Wednesday, November 12, 2008

The Buddha and a Phone Call

Avery Island is a huge dome of rock salt, three miles long and two and a half miles wide. During the Civil War, it was the site of several conflicts between the Union and Confederate troops to gain access and control of the salt. Edmund McIlhenny returned to his home on the Island after the War to find that not much had survived. The salt works on this Gulf Coast Island were inoperable. The sugarcane fields had been destroyed. But the special red peppers he had planted in his garden before the war had miraculously survived.

He began to experiment with making pepper sauce and eventually hit upon a formula for "Tabasco." He shipped the first batch of 350 bottles in 1868. The hot sauce took off like wildfire, and orders came in faster than they could be filled.

A tour of the bottling plant begins with the presentation of le petit baton rouge (the little red stick) that indicates the color of the peppers that are ready for picking. After the reddest peppers are selected and crushed, they are mixed with Avery Island salt and vinegar and aged for a little over three years in white oak barrels.

This draft for an ad hangs in the entrance to the bottling plant. The message: "Men love Cottage Cheese Pepped up with Tabasco" seems a bit difficult to accept.

A brief lull in the bottling plant caught these bottles waiting in line to be shipped to Belgium, one of the 160 countries purchasing the pepper sauce.

A reminder of the flooding associated with two recent hurricanes appears on the tollgate to the grounds of the factory and The Jungle Gardens of Avery Island.

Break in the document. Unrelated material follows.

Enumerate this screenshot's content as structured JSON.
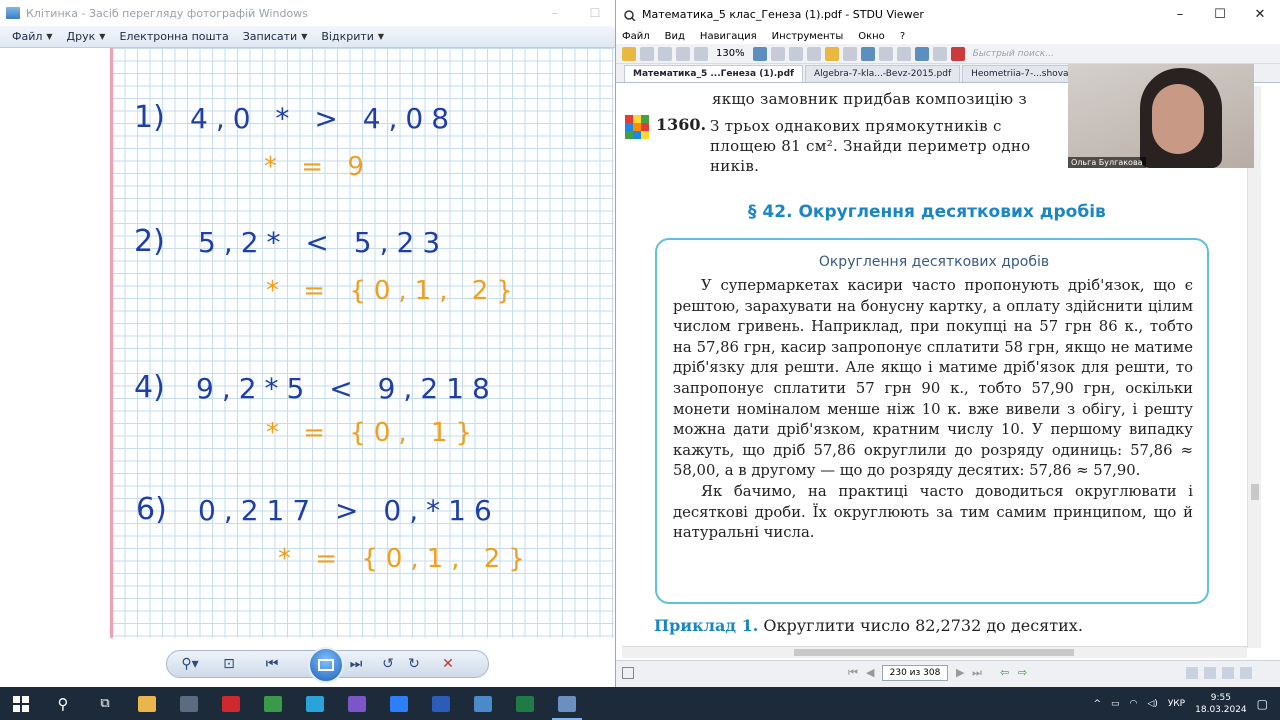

The upper line on the left of the window marks the height of the waters following Rita in 2005, the lower mark is from the effects of Ike in 2008. Given the distance from the Gulf, the surge must have been horrendous.

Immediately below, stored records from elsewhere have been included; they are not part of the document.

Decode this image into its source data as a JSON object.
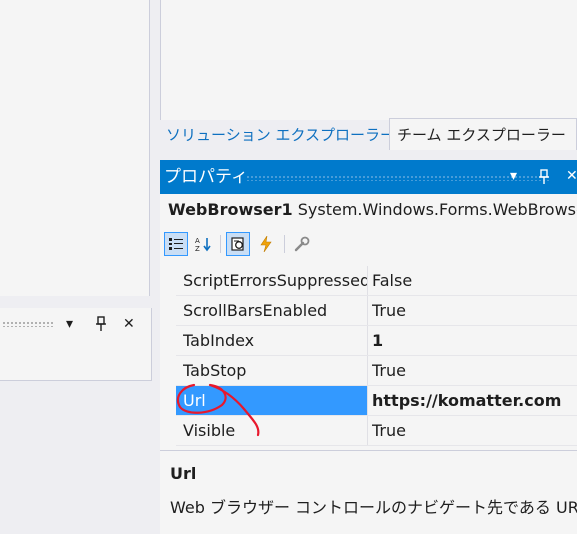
{
  "solution_explorer": {
    "tabs": [
      {
        "label": "ソリューション エクスプローラー"
      },
      {
        "label": "チーム エクスプローラー"
      }
    ]
  },
  "left_panel": {
    "buttons": {
      "dropdown": "▾",
      "pin": "⊥",
      "close": "✕"
    }
  },
  "properties": {
    "title": "プロパティ",
    "title_buttons": {
      "dropdown": "▾",
      "pin": "⊥",
      "close": "✕"
    },
    "object_name": "WebBrowser1",
    "object_type": "System.Windows.Forms.WebBrowser",
    "toolbar": [
      {
        "icon": "categorized-icon"
      },
      {
        "icon": "alphabetical-icon"
      },
      {
        "icon": "properties-icon"
      },
      {
        "icon": "events-icon"
      },
      {
        "icon": "property-pages-icon"
      }
    ],
    "rows": [
      {
        "name": "ScriptErrorsSuppressed",
        "value": "False",
        "bold": false,
        "selected": false
      },
      {
        "name": "ScrollBarsEnabled",
        "value": "True",
        "bold": false,
        "selected": false
      },
      {
        "name": "TabIndex",
        "value": "1",
        "bold": true,
        "selected": false
      },
      {
        "name": "TabStop",
        "value": "True",
        "bold": false,
        "selected": false
      },
      {
        "name": "Url",
        "value": "https://komatter.com",
        "bold": true,
        "selected": true
      },
      {
        "name": "Visible",
        "value": "True",
        "bold": false,
        "selected": false
      }
    ],
    "description": {
      "title": "Url",
      "text": "Web ブラウザー コントロールのナビゲート先である URL を指定します。"
    }
  },
  "colors": {
    "accent": "#007acc",
    "selection": "#3399ff",
    "annotation": "#e8182c",
    "tab_link": "#0e70c0"
  }
}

The Jungle Gardens include E.A. McIlhenny's former home on Avery Island and 250 acres of live oak trees, a lagoon, papayas, soap trees, some 64 varieties of exotic bamboos, 750-1,000 varieties of camelias, and many varieties of other plants.

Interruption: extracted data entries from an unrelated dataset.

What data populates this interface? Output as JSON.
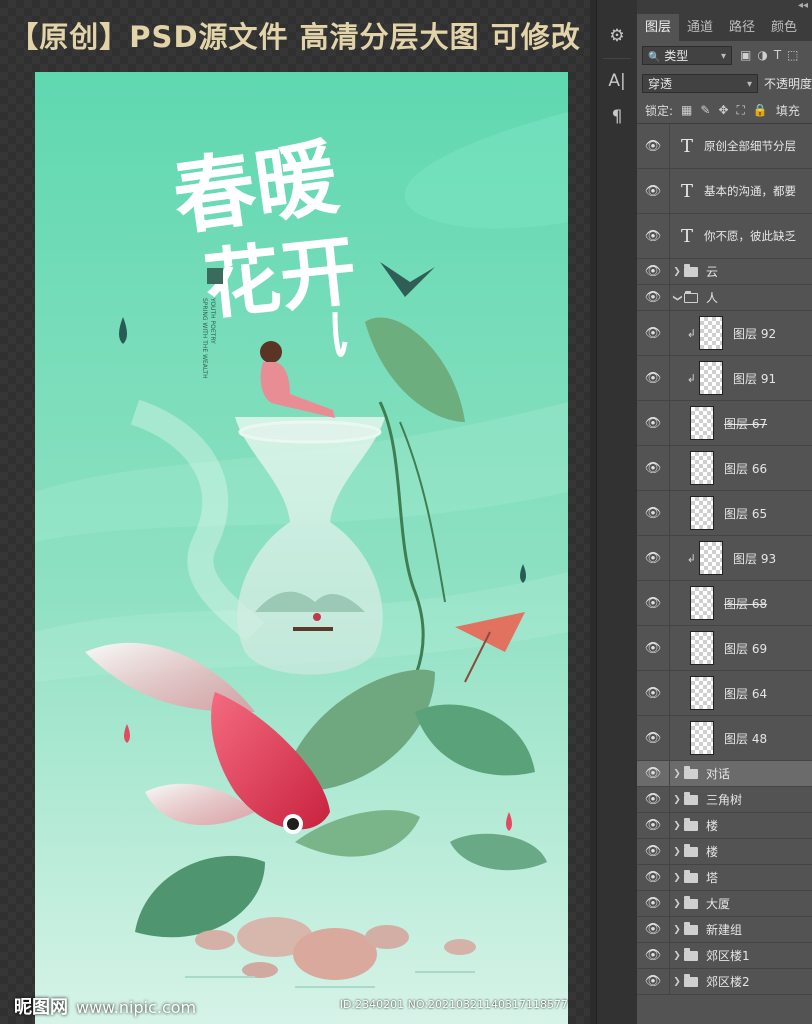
{
  "headline": "【原创】PSD源文件   高清分层大图 可修改",
  "poster": {
    "title_top": "春暖",
    "title_bottom": "花开",
    "vertical_text_1": "YOUTH POETRY",
    "vertical_text_2": "SPRING WITH THE WEALTH",
    "colors": {
      "bg_top": "#5fd8b0",
      "bg_bottom": "#c9eedf",
      "fish": "#e63a55",
      "leaf": "#5aa37a"
    }
  },
  "watermark": {
    "logo_text": "昵图网",
    "url": "www.nipic.com",
    "id_text": "ID:2340201 NO:20210321140317118577"
  },
  "toolstrip": {
    "tools": [
      "settings-sliders-icon",
      "type-tool-icon",
      "paragraph-icon"
    ],
    "glyphs": [
      "⚙",
      "A|",
      "¶"
    ]
  },
  "panel": {
    "collapse_glyph": "◂◂",
    "tabs": [
      {
        "label": "图层",
        "active": true
      },
      {
        "label": "通道",
        "active": false
      },
      {
        "label": "路径",
        "active": false
      },
      {
        "label": "颜色",
        "active": false
      }
    ],
    "filter_search_glyph": "🔍",
    "filter_value": "类型",
    "filter_icons": [
      "▣",
      "◑",
      "T",
      "⬚"
    ],
    "blend_mode": "穿透",
    "opacity_label": "不透明度",
    "lock_label": "锁定:",
    "lock_icons": [
      "▦",
      "✎",
      "✥",
      "⛶",
      "🔒"
    ],
    "fill_label": "填充",
    "eye_glyph": "👁",
    "text_glyph": "T",
    "clip_glyph": "↲",
    "arrow_closed": "❯",
    "arrow_open": "❯",
    "layers": [
      {
        "type": "text",
        "name": "原创全部细节分层"
      },
      {
        "type": "text",
        "name": "基本的沟通，都要"
      },
      {
        "type": "text",
        "name": "你不愿，彼此缺乏"
      },
      {
        "type": "group",
        "name": "云"
      },
      {
        "type": "group-open",
        "name": "人"
      },
      {
        "type": "pixel",
        "name": "图层 92",
        "clip": true
      },
      {
        "type": "pixel",
        "name": "图层 91",
        "clip": true
      },
      {
        "type": "pixel",
        "name": "图层 67",
        "strike": true
      },
      {
        "type": "pixel",
        "name": "图层 66"
      },
      {
        "type": "pixel",
        "name": "图层 65"
      },
      {
        "type": "pixel",
        "name": "图层 93",
        "clip": true
      },
      {
        "type": "pixel",
        "name": "图层 68",
        "strike": true
      },
      {
        "type": "pixel",
        "name": "图层 69"
      },
      {
        "type": "pixel",
        "name": "图层 64"
      },
      {
        "type": "pixel",
        "name": "图层 48"
      },
      {
        "type": "group",
        "name": "对话",
        "highlight": true
      },
      {
        "type": "group",
        "name": "三角树"
      },
      {
        "type": "group",
        "name": "楼"
      },
      {
        "type": "group",
        "name": "楼"
      },
      {
        "type": "group",
        "name": "塔"
      },
      {
        "type": "group",
        "name": "大厦"
      },
      {
        "type": "group",
        "name": "新建组"
      },
      {
        "type": "group",
        "name": "郊区楼1"
      },
      {
        "type": "group",
        "name": "郊区楼2"
      }
    ]
  }
}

Among his many accomplishments, Mr. McIlhenny saved the snowy egret from extinction at the hands of the plume hunters and established the great bird sanctuary, Bird City, in which thousands of herons live.

In one of the lagoons, this alligator kept a watchful eye on us as we drove by.

The Chinese Garden includes Buddha and is surrounded by seven hills. The Buddha was a gift to E.A. McIlhenny from two friends in 1936.

The Buddha was built by noted builder Chon-Ha-Chin for the Shonfa Temple northeast of Peking by the order of Emperor Hui-Tsung (1101-1125).

While standing in front of Buddha, my cell phone rang. The caller, my friend Chris Lucca, is a pretty amazing person and the only one from whom I would expect to hear from while reading about the Buddha. Chris can talk intelligently about topics from Buddhist philosophy to Groucho Marx, can announce little league baseball games, and laugh at himself. He is blessed with his wife Karen and two fine sons, who, in turn, are blessed with two wonderful parents.

I no longer question how or in what setting I connect with Chris, but this setting seem to be perfect for spiritual and unexplainable happenings.